Bash parameter expansion

Lennart Sorensen lsorense-1wCw9BSqJbv44Nm34jS7GywD8/FfD2ys at public.gmane.org
Mon Aug 23 19:14:23 UTC 2010


On Sun, Aug 22, 2010 at 06:36:11PM -0400, Giles Orr wrote:
> With Debian's recent change to the way it handles device names at
> boot-up, I can't count on / being on sda anymore.  Today it's on sde,
> but what I've read suggests that that may change.  This messes up my
> automatic backup of the MBR, so I'm trying to figure out how to
> determine this value automatically.  What I've come up with so far is
> this:

That is a kernel change, not a Debian change.

> tmp="$(mount | grep [[:space:]]/[[:space:]])" ; tmp1=${tmp%% *};
> tmp2=${tmp1#/dev/} ; echo ${tmp2%%[0123456789]*}
> 
> Two questions: is there an easier way to determine this value without
> pulling it out of mount like that?   And: is there an easier way to do
> a string of Bash parameter expansions than assigning to multiple temp
> values like that?  Even if there's an simple answer for the first
> question I'd love an answer to the second as I've had to use that
> messy method several times.  (I know I can do this in awk or perl more
> easily: I'd like to stick to Bash here.)  Thanks in advance.

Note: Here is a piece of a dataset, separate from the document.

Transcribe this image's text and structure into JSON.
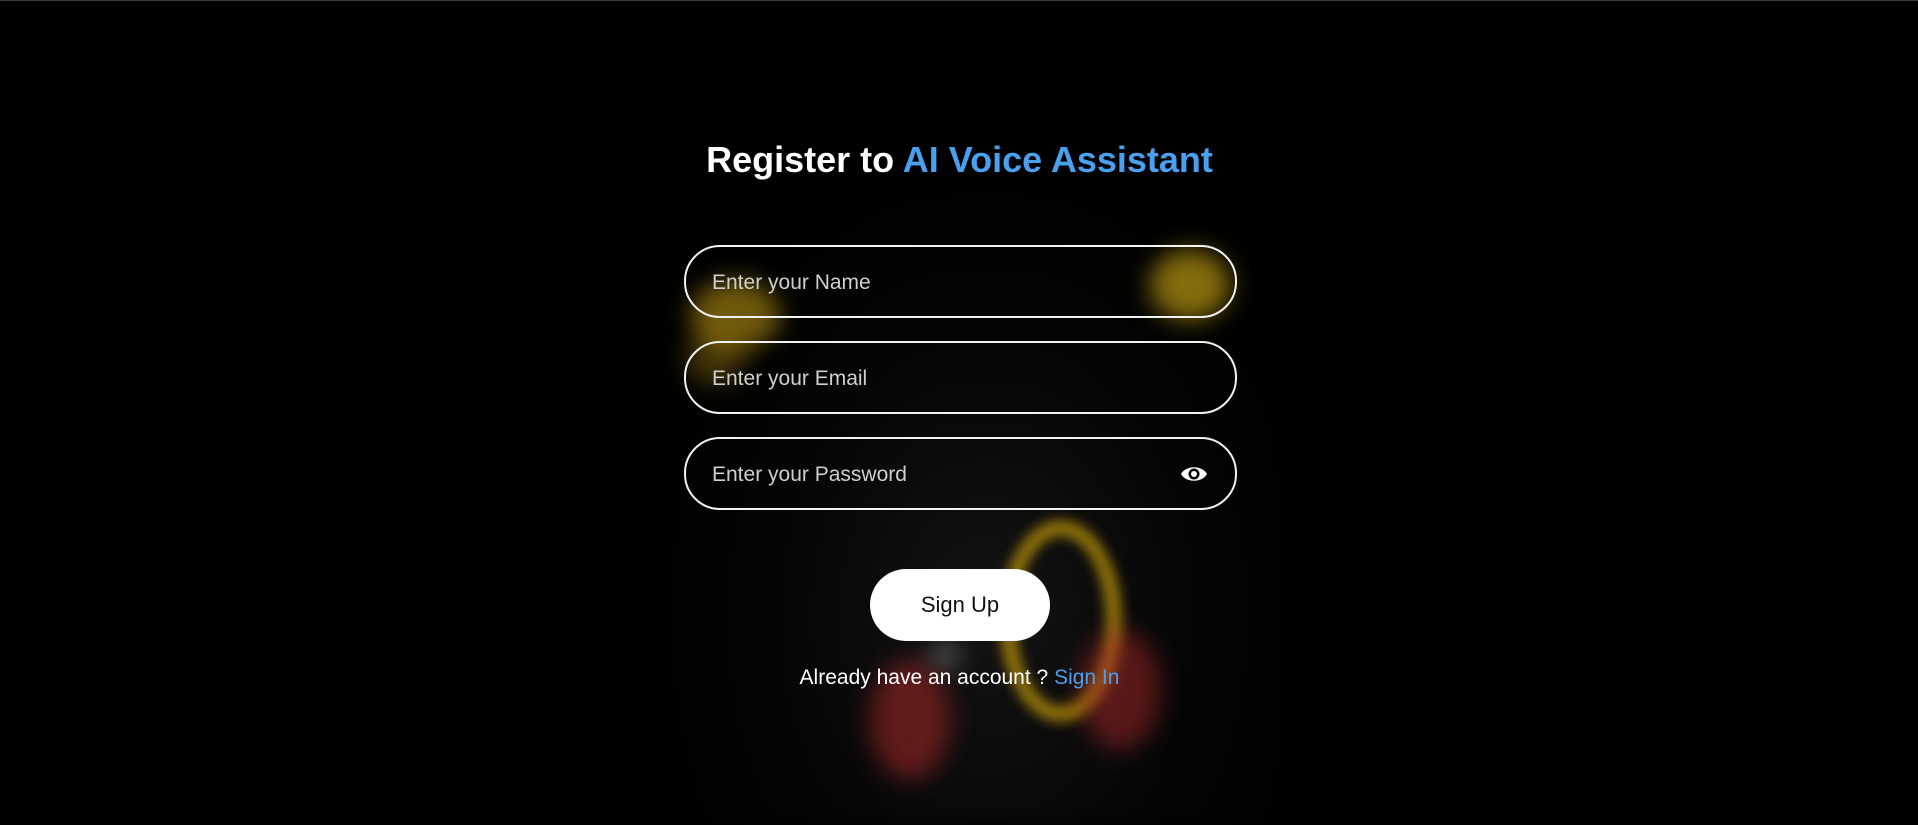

Best option is look at /dev/disk/by-*

Each disk will have a unique identifier (usually serial number based), so
you can do things based on that.  Much better than what you used to have.

For example:

/dev/disk/by-id/ata-WDC_WD2500JD-22HBB0_WD-WCAL72953808 -> ../../sdb

So simply using the consistent by-id names means not worriying about
which /dev/sd* it happens to be today.  It isn't your problem.